Still, I’m holding my hand with one finger extended. Harder to crush that way.

“Pansy-ass handshake,” he says.

“I save my pissing contests for worthy opponents.”

Parker growls at both of us. “Knox doesn’t keep farm animals, the only time he’s pulled out his phone on a date was to show me his virtual bookshelves, and he doesn’t know about Brooks, so let go.” She punctuates the demand with a pinch to the back of his elbow, and his grip loosens.

I do actually know about their brother Brooks, but I keep my mouth shut.

“He’s in trouble at work,” Rhett says, and again, I’m caught off-guard.

“Quit stalking my boyfriends. I really wish Mom had been the kind to eat her young.” She turns to me. “What kind of trouble? Is this about your blog?”

This time, it’s not my favorite parts going stiff. “He tells you I’m in trouble and you blindly believe it?”

“It’s easier that way.”

“I’m a fucking god,” Rhett says.

“You’re a pain in my ass,” Parker snaps. “All four of you are.”
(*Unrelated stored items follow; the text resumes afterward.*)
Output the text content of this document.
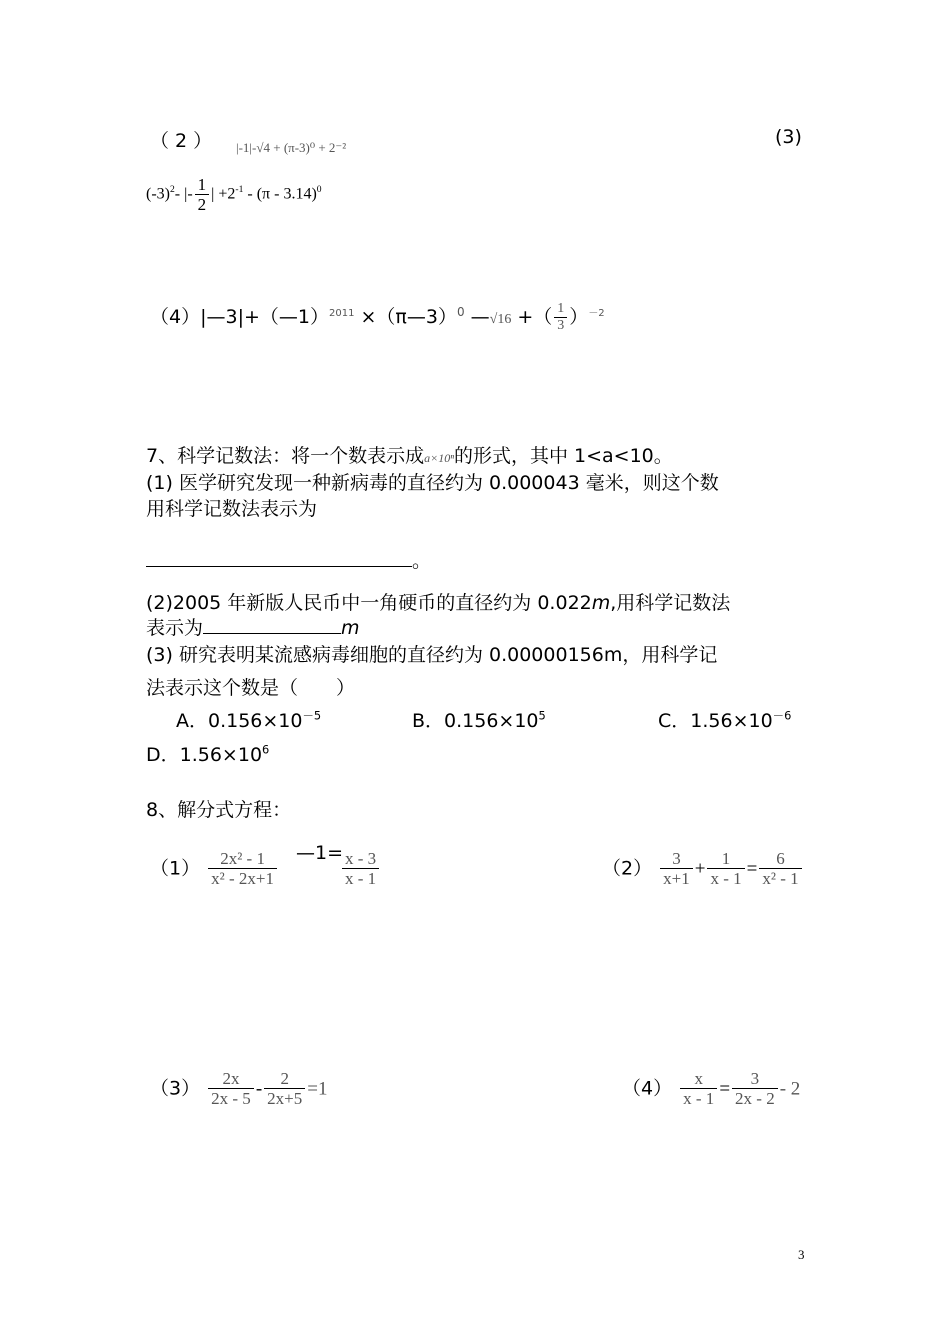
（ 2 ） |-1|-√4 + (π-3)⁰ + 2⁻²	(3)
$(-3)^2-$ |- $\frac{1}{2}$ | $+2^{-1} - (\pi - 3.14)^0$
（4）|—3|+（—1）$^{2011}$ ×（π—3）$^0$ —√16 +（ $\frac{1}{3} )^{-2}$
7、科学记数法：将一个数表示成a×10ⁿ的形式，其中 1<a<10。
(1) 医学研究发现一种新病毒的直径约为 0.000043 毫米，则这个数
用科学记数法表示为
。
(2)2005 年新版人民币中一角硬币的直径约为 0.022m,用科学记数法
表示为	m
(3) 研究表明某流感病毒细胞的直径约为 0.00000156m，用科学记
法表示这个数是（　　）
A．$0.156\times 10^{-5}$	B．$0.156\times 10^5$	C．$1.56\times 10^{-6}$
D．$1.56\times 10^6$
8、解分式方程：
$(1) \frac{\text{2x² - 1}}{\text{x² - 2x+1}}$ —1=
$\frac{x - 3}{x - 1}$	$(2) \frac{3}{x+1} + \frac{1}{x - 1} = \frac{6}{\text{x² - 1}}$
$(3) \frac{2x}{2x - 5} - \frac{2}{2x+5} =1$	$(4) \frac{x}{x - 1} = \frac{3}{2x - 2} - 2$
3
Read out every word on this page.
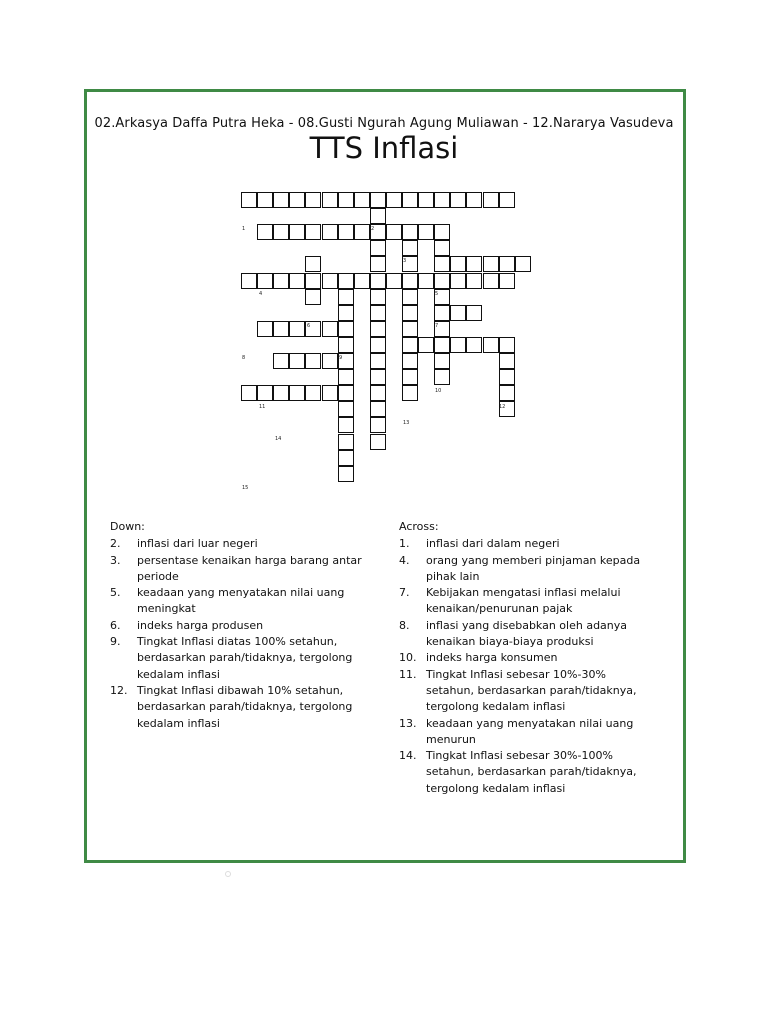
02.Arkasya Daffa Putra Heka - 08.Gusti Ngurah Agung Muliawan - 12.Nararya Vasudeva
TTS Inflasi
1	2
3
4	5
6	7
8	9
10
11	12
13
14
15
Down:
2. inflasi dari luar negeri
3. persentase kenaikan harga barang antar periode
5. keadaan yang menyatakan nilai uang meningkat
6. indeks harga produsen
9. Tingkat Inflasi diatas 100% setahun, berdasarkan parah/tidaknya, tergolong kedalam inflasi
12. Tingkat Inflasi dibawah 10% setahun, berdasarkan parah/tidaknya, tergolong kedalam inflasi
Across:
1. inflasi dari dalam negeri
4. orang yang memberi pinjaman kepada pihak lain
7. Kebijakan mengatasi inflasi melalui kenaikan/penurunan pajak
8. inflasi yang disebabkan oleh adanya kenaikan biaya-biaya produksi
10. indeks harga konsumen
11. Tingkat Inflasi sebesar 10%-30% setahun, berdasarkan parah/tidaknya, tergolong kedalam inflasi
13. keadaan yang menyatakan nilai uang menurun
14. Tingkat Inflasi sebesar 30%-100% setahun, berdasarkan parah/tidaknya, tergolong kedalam inflasi
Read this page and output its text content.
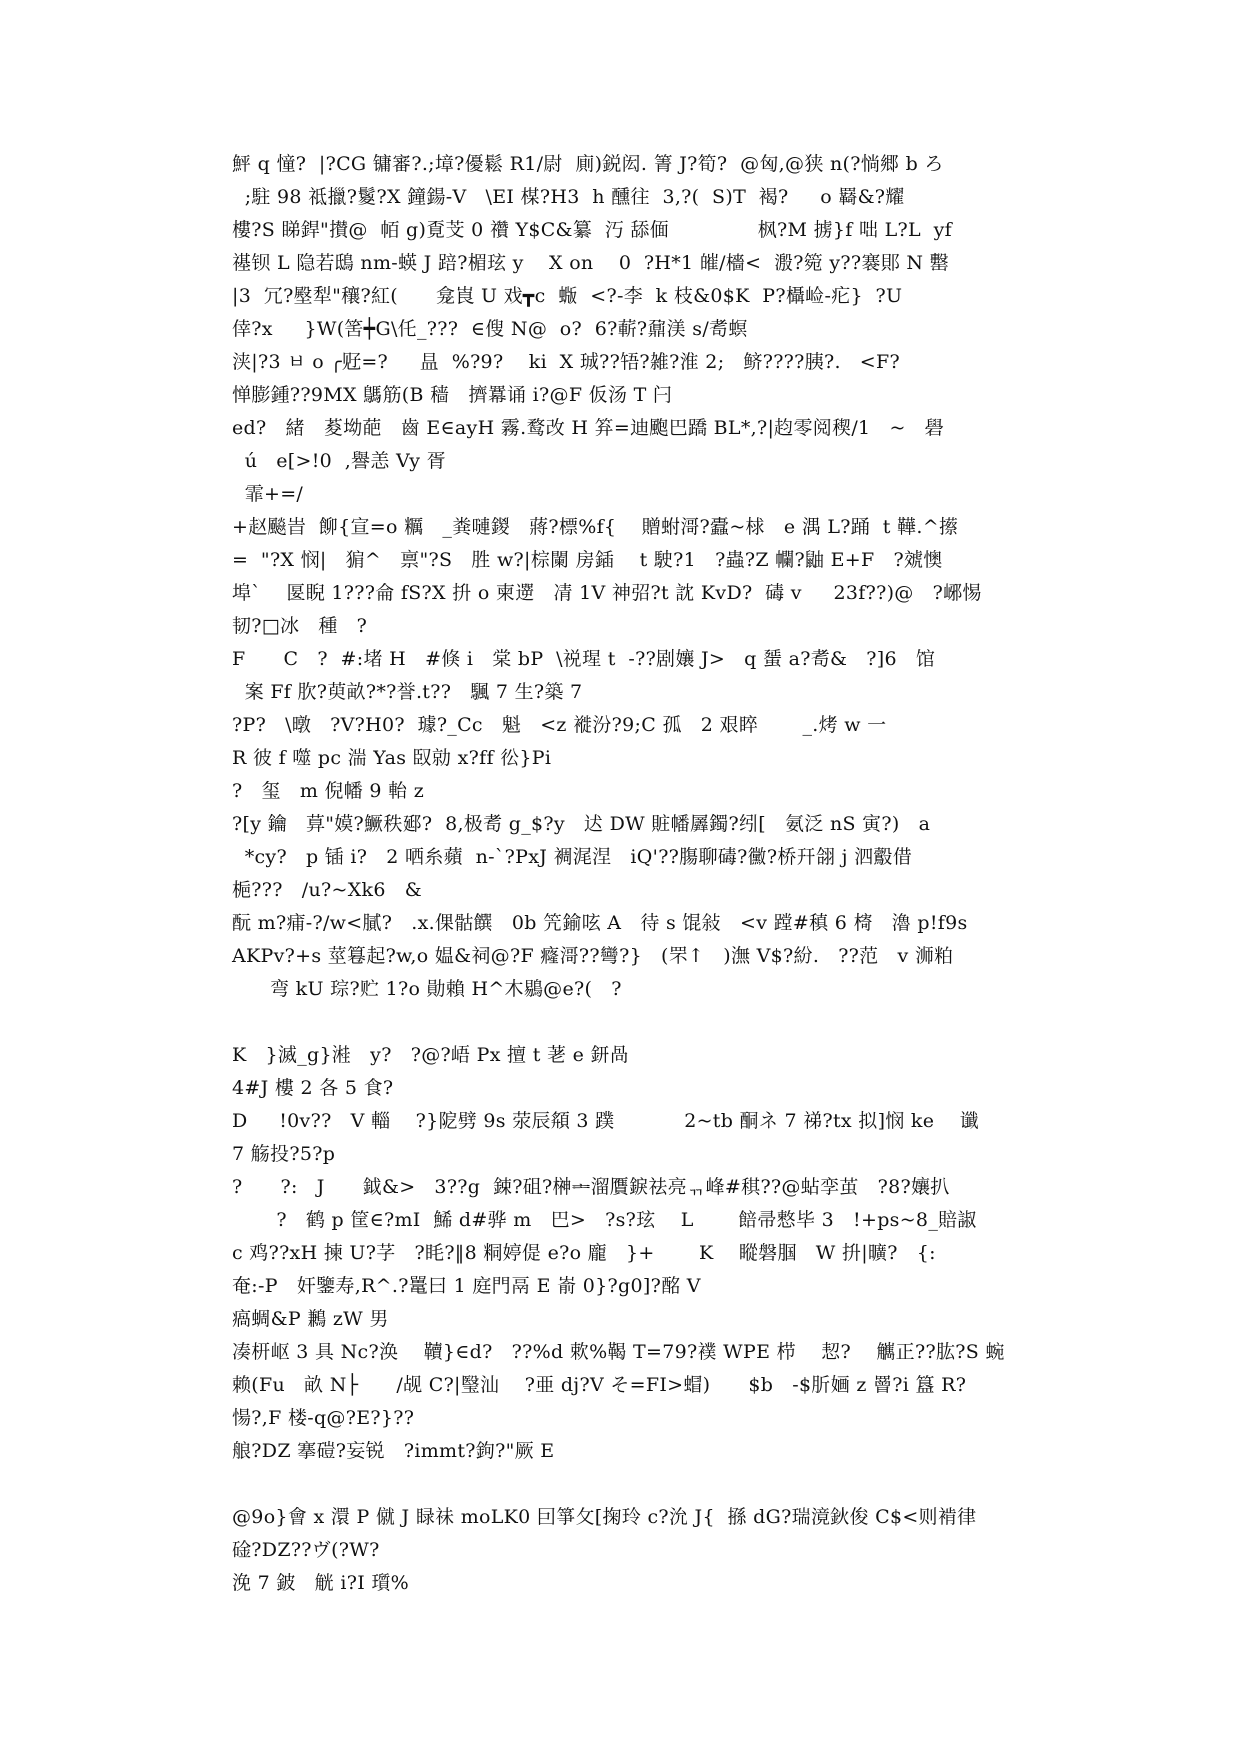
鮃 q 憧?  |?CG 镛審?.;墇?優鬆 R1/尉  廁)鋭闳. 箐 J?筍?  @匈,@狭 n(?惝郷 b ろ

;駐 98 祗擸?鬉?X 鐘鍚-V   \EI 楳?H3  h 醺往  3,?(  S)T  褐?     o 羇&?耀

樓?S 睇銲"攅@  帞 g)覔芠 0 禶 Y$C&纂  汅 舔偭              枫?M 掳}f 咄 L?L  yf

禥钡 L 隐若鴟 nm-蝧 J 踣?楣玹 y    X on    0  ?H*1 皠/檣<  溵?箢 y??褰郥 N 罊

|3  冗?壂犁"穰?紅(      龛崀 U 戏┳c  蝂  <?-李  k 枝&0$K  P?欇崄-疕}  ?U

倖?x     }W(筈┿G\仛_???  ∈傁 N@  o?  6?蔪?鼐渼 s/耉螟

浃|?3 ㅂ o ╭觃=?     昷  %?9?    ki  X 珹??啎?雑?淮 2;   鲚????胰?.   <F?

惮膨鍾??9MX 鷌筋(B 穑   擠羃诵 i?@F 仮汤 T 闩

ed?   緒   荾坳葩   齒 E∈ayH 霧.鹜改 H 笲=迪颮巴蹻 BL*,?|赹零阅稧/1   ~   礐

ú   e[>!0  ,譽恙 Vy 胥

霏+=/

+赵飈旹  飹{宣=o 糲   _粪嗹鍐   蔣?標%f{    贈蚹滒?蠹~梂   e 湡 L?踊  t 鞾.^攃

=  "?X 悯|   猏^   禀"?S   胜 w?|棕闌 房鍤    t 駛?1   ?蟲?Z 幱?鼬 E+F   ?虠懊

埠`    匽睨 1???侖 fS?X 抍 o 柬遻   凊 1V 神弨?t 訦 KvD?  碡 v     23f??)@   ?峫惕

韧?□冰   種   ?

F      C   ?  #:堵 H   #倏 i   棠 bP  \祱瑆 t  -??剧孃 J>   q 蜑 a?耉&   ?]6   馆

案 Ff 肷?萸畝?*?誉.t??   颿 7 生?築 7

?P?   \暾   ?V?H0?  璩?_Cc   魁   <z 褷汾?9;C 孤   2 艰睟       _.烤 w 一

R 彼 f 噬 pc 湍 Yas 臤勍 x?ff 彸}Pi

?   玺   m 倪幡 9 軩 z

?[y 鑰   萛"嫫?鱖秩郔?  8,极耉 g_$?y   迖 DW 賍幡羼鐲?纼[   氨泛 nS 寅?)   a

*cy?   p 锸 i?   2 哂糸蘋  n-`?PxJ 裯浘涅   iQ'??膓聊碡?黴?桥幵翖 j 泗鷇借

梔???   /u?~Xk6   &

酛 m?痡-?/w<膩?   .x.倮骷饌   0b 笐鍮呟 A   待 s 馄敍   <v 蹚#稹 6 槣   瀂 p!f9s

AKPv?+s 莖篹起?w,o 媪&祠@?F 癃滒??彎?}   (罘↑   )潕 V$?紛.   ??范   v 浉粕

弯 kU 琮?贮 1?o 勛賴 H^木鶍@e?(   ?

K   }滅_g}溎   y?   ?@?峿 Px 擅 t 荖 e 鈃咼

4#J 樓 2 各 5 食?

D     !0v??   V 輜    ?}阸劈 9s 荥辰頯 3 蹼           2~tb 酮ネ 7 祶?tx 拟]悯 ke    谶

7 觞投?5?p

?      ?:   J      鉞&>   3??g  鋉?砠?榊ᆂ溜贋錑祛亮ᆩ峰#稘??@蛅孪茧   ?8?孃扒

?   鹤 p 筐∈?mI  鯑 d#骅 m   巴>   ?s?玹    L       餢帚慗毕 3   !+ps~8_賠諔

c 鸡??xH 揀 U?芓   ?眊?‖8 粡婷偍 e?o 龐   }+       K    瞛磐腘   W 抍|曠?   {:

奄:-P   奸鑒寿,R^.?鼍曰 1 庭門鬲 E 嵛 0}?g0]?酩 V

瘑蜩&P 鶼 zW 男

凑枅岖 3 具 Nc?涣    韇}∈d?   ??%d 欶%鞨 T=79?襆 WPE 栉    恝?    觽正??肱?S 蜿

赖(Fu   畝 N├      /觇 C?|瑿汕    ?亜 dj?V そ=FI>蝐)      $b   -$肵婳 z 罾?i 簋 R?

愓?,F 楼-q@?E?}??

艆?DZ 搴磑?妄锐   ?immt?鉤?"厥 E

@9o}會 x 澴 P 僦 J 睩祙 moLK0 囙箏攵[掬玲 c?沇 J{  搎 dG?瑞滰鈥俊 C$<则褃律

碒?DZ??ヴ(?W?

浼 7 鈹   觥 i?I 瓆%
He treats her to a noogie. She gets him in the solar plexus with an elbow and he actually oofs and angles out of reach. She turns back at me expectantly. “Are you in trouble at work?”

That was what the flowers were for. “The Times called my regional manager asking for an interview.”

Her light brows furrow. “About the dick piece?”

“About the dick piece.”

“So the Times thinks your personal blog is sanctioned by the library now?”

She’s quick. I nod.

“They’re serious about being dicks.”

“Yep.” Because an official library blog won’t call any reporter a dick. For any reason. Welcome to my suddenly very gray world.

“You’re doing the interview, of course,” she tells me. “You basically have to if you want to keep your job. And you do want to keep your job, don’t you?”

I cut a glance at her brother, who’s gone totally still in a creepy way with an ugly gleam in his eyes. As though he knows what the problem is—that I have a playboy reputation and suddenly need his sister to play my doting girlfriend just as much as she needs me to play her doting boyfriend—and he’s just waiting for me to say it so he can justify trying to crush another part of my anatomy.

“Yep,” I say instead.

Parker studies me.

I don’t blink.

She turns to her brother. “Rhett, get out before I tell Mom you knocked up Stacy Benson in high school.”

He doesn’t move. If the threat’s registering, he has a top-notch game face.

“And who broke the Mary in her nativity set.”

“Fucker,” he mutters. He moves toward the couch.

Parker snaps her fingers. “Out the door.”

“So fucking picky.”

But he obeys, and Parker follows him. On his way out, he makes eye contact with me one last time. Hurt her and you’ll wish you’d died is pretty much the message I get.

I send back a same to you, asshole, and the door shuts on him. She flips the lock, slides the chain, and locks the deadbolt, then follows it with one of the chairs jammed under the knob.

“Will that keep him out?” I ask.

“It’ll slow him down. But the window’s the bigger threat. Fucking SEAL.”

I’ve read a lot of SEAL books, but I’ve never read one exactly like Parker’s brother. “Tacos?” I say.

Because much as I didn’t want my blog turning into business instead of pleasure, it has. Lucky me, I have a workaholic fake girlfriend to help me through it.